A. Soljenitsyne a écrit ce livre alors qu'il était encore presque inconnu. Comme c'est souvent le cas, il y a une part d'autobiographie dans ce roman. On y trouve l'unité de lieu (un hôpital dans l'une des républiques soviétiques), de temps (quelques mois dans les années '50) et d'action (le cancer). Quelques pages évoquent aussi une petite colonie de Russes, relégués dans un trou perdu après un passage dans un camp de travail; c'est une situation que l'auteur a aussi connue.
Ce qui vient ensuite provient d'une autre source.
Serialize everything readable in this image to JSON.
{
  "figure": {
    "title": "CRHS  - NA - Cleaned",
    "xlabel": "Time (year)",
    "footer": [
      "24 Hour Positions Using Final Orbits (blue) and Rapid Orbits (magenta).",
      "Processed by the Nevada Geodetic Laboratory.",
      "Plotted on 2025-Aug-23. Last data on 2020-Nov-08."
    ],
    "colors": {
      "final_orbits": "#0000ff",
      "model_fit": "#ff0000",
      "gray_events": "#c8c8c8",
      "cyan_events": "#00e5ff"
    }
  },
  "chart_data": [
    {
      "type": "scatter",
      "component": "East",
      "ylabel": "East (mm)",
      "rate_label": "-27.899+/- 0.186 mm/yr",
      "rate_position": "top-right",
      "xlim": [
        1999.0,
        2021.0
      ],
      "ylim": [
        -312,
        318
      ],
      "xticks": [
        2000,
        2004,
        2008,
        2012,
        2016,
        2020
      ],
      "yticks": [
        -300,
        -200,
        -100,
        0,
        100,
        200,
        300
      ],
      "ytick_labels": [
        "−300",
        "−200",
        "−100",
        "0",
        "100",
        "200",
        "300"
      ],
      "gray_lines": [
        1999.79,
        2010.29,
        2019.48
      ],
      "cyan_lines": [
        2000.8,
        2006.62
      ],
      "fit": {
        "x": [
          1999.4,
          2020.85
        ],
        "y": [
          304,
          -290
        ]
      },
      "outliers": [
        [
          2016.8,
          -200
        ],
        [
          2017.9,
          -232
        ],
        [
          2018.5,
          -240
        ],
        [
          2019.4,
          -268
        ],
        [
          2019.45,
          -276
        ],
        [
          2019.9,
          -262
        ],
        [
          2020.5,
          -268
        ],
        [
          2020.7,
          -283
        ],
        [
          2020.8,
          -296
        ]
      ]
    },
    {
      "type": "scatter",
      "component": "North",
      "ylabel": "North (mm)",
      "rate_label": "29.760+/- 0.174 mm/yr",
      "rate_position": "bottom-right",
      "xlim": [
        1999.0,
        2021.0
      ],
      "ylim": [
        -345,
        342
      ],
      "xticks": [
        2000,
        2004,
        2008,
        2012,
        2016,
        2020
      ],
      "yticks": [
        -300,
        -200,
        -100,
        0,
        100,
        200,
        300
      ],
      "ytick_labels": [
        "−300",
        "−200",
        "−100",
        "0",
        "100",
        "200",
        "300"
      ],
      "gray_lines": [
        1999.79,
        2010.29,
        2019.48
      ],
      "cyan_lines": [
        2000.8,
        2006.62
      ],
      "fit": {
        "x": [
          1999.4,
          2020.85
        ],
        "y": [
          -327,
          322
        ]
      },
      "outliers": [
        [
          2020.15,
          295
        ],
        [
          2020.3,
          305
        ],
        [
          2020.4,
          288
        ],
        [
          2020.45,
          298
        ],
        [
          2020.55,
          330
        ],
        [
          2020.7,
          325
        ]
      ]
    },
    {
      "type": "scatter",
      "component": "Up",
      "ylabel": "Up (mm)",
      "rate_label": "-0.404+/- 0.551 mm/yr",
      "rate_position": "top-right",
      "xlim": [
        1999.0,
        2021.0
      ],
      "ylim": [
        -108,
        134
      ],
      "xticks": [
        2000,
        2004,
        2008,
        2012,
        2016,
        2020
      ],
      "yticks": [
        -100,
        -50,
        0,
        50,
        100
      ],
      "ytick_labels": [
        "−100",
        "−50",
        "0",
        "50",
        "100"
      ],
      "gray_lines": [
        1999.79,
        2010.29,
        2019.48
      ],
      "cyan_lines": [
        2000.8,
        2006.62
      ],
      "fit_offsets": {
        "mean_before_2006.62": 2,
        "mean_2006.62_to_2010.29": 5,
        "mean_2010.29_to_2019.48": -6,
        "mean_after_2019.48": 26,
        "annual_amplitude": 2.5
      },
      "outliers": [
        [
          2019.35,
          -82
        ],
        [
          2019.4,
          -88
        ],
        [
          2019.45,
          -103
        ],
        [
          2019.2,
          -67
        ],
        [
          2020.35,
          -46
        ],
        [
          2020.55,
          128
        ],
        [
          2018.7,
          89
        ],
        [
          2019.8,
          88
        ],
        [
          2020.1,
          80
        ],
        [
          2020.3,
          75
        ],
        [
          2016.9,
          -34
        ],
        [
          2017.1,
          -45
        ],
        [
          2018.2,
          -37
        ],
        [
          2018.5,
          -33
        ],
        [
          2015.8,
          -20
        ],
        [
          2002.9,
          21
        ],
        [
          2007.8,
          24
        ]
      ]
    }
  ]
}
Soljenitsyne s'ingénie à mettre en scène des personnages très divers, représentant l'ensemble de la société soviétique. Mais deux principaux personnages émergent. Roussanov est un apparatchik communiste important (et convaincu de l'être, certes !); Kostoglotov, surnommé "Grandegueule", est un rude gaillard qui est passé par le Goulag; il est campé sans complaisance, alors qu'il représente certainement l'auteur lui-même.
Les personnages secondaires sont nombreux, ils sont d'âge, d'origine et de mentalité très variés; certains sont attachants. le personnel soignant joue un rôle de premier plan, notamment une doctoresse (Vera). C'est par sa résistance aux propositions de traitement que Kostoglotov noue un lien particulier avec Vera. Mais l'auteur est très pudique à l'égard du sentiment amoureux, a fortiori au sujet du sexe: la relation restera platonique.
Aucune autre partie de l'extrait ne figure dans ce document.